Bush seeks to divert $3.3 billion
WASHINGTON — The Bush administration is preparing to seek congressional approval to divert $3.3 billion earmarked to rebuild Iraq’s shattered infrastructure into programs focused mainly to establish law and order.
The move comes against a backdrop of steadily deteriorating public security in the country as it approaches a crucial first round of elections set for January.
Those working on the changes said the proposed reallocation amounts to nearly one-fifth of the $18.4 billion Congress approved last November to rebuild Iraq. They said the shift would delay vital electricity, water and sewage projects — all crucial to restoring Iraq’s economy and building public support for the country’s struggling interim government.
Instead, the money would go to an array of other programs, including $1.8 billion to strengthen the government’s shaky security organizations and additional funds to soak up unemployment. In a country where idle men with little hope for work make easy recruits for a virulent insurgency, job creation is closely linked to improved security.
In part, the changes reflect a reordering of priorities after the June 28 transfer of sovereignty to the Iraqis from the U.S.-led Coalition Provisional Authority that administered the nation following the fall of Saddam Hussein. That shift left U.S. Ambassador John D. Negroponte, rather than CPA administrator L. Paul Bremer III, the highest-ranking American in the country.

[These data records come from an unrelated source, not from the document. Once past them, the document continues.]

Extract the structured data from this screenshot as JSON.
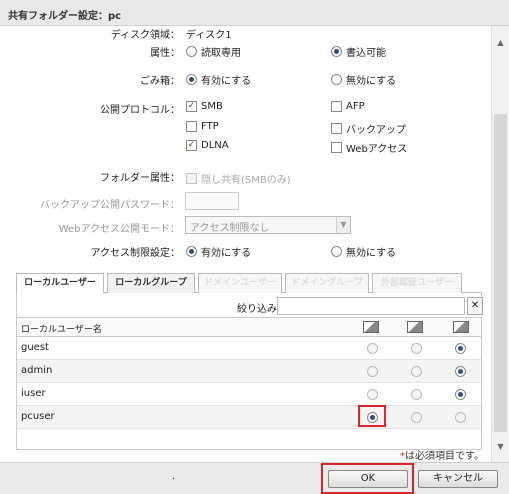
{
  "window": {
    "title": "共有フォルダー設定：pc"
  },
  "form": {
    "disk_label": "ディスク領域：",
    "disk_value": "ディスク1",
    "attr_label": "属性：",
    "attr_options": [
      "読取専用",
      "書込可能"
    ],
    "trash_label": "ごみ箱：",
    "trash_options": [
      "有効にする",
      "無効にする"
    ],
    "protocol_label": "公開プロトコル：",
    "protocols": [
      "SMB",
      "AFP",
      "FTP",
      "バックアップ",
      "DLNA",
      "Webアクセス"
    ],
    "folder_attr_label": "フォルダー属性：",
    "hidden_share": "隠し共有(SMBのみ)",
    "backup_pw_label": "バックアップ公開パスワード：",
    "web_mode_label": "Webアクセス公開モード：",
    "web_mode_value": "アクセス制限なし",
    "access_label": "アクセス制限設定：",
    "access_options": [
      "有効にする",
      "無効にする"
    ]
  },
  "tabs": [
    "ローカルユーザー",
    "ローカルグループ",
    "ドメインユーザー",
    "ドメイングループ",
    "外部認証ユーザー"
  ],
  "filter": {
    "label": "絞り込み：",
    "placeholder": ""
  },
  "table": {
    "header": "ローカルユーザー名",
    "rows": [
      {
        "name": "guest",
        "perm": "none"
      },
      {
        "name": "admin",
        "perm": "none"
      },
      {
        "name": "iuser",
        "perm": "none"
      },
      {
        "name": "pcuser",
        "perm": "rw"
      }
    ]
  },
  "footer": {
    "required_note": "は必須項目です。",
    "required_mark": "*",
    "dot": ".",
    "ok_label": "OK",
    "cancel_label": "キャンセル"
  },
  "colors": {
    "highlight": "#d9262c",
    "radio_selected": "#2a4f8c"
  }
}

At another level, however, the move underscores the administration’s assessment that substantial changes are necessary to control an insurgency that has grown in strength and sophistication despite U.S. military efforts to contain it. Officials at the State Department working on the reconstruction revisions said the shift in focus is part of a realization that funding even the most important projects makes little sense if conditions on the ground prevent their completion.
“The first priority for our effort right now has to be security,” Secretary of State Colin L. Powell told a group of reporters last week. “If a place is not safe to build a sewer system, you can’t spend the money.”
The revised spending plan calls for adding 45,000 new recruits to the national police force, raising 20 new battalions to the current 42-battalion Iraqi National Guard, and beefing up the force that patrols Iraq’s long frontiers in an attempt to stem the flow of illegal traffic, including armed fighters crossing into Iraq from countries such as Iran and Syria.
In his comments to reporters, Powell said the timing of some infrastructure projects would be affected, while other programs would be scaled back.
A senior State Department official wrestling with the choices admitted there were few easy options.
“Unfortunately, it is a zero-sum game, so something does have to go,” the official said. The official said the affected projects were those “further out on the horizon where planning hasn’t been fully developed.”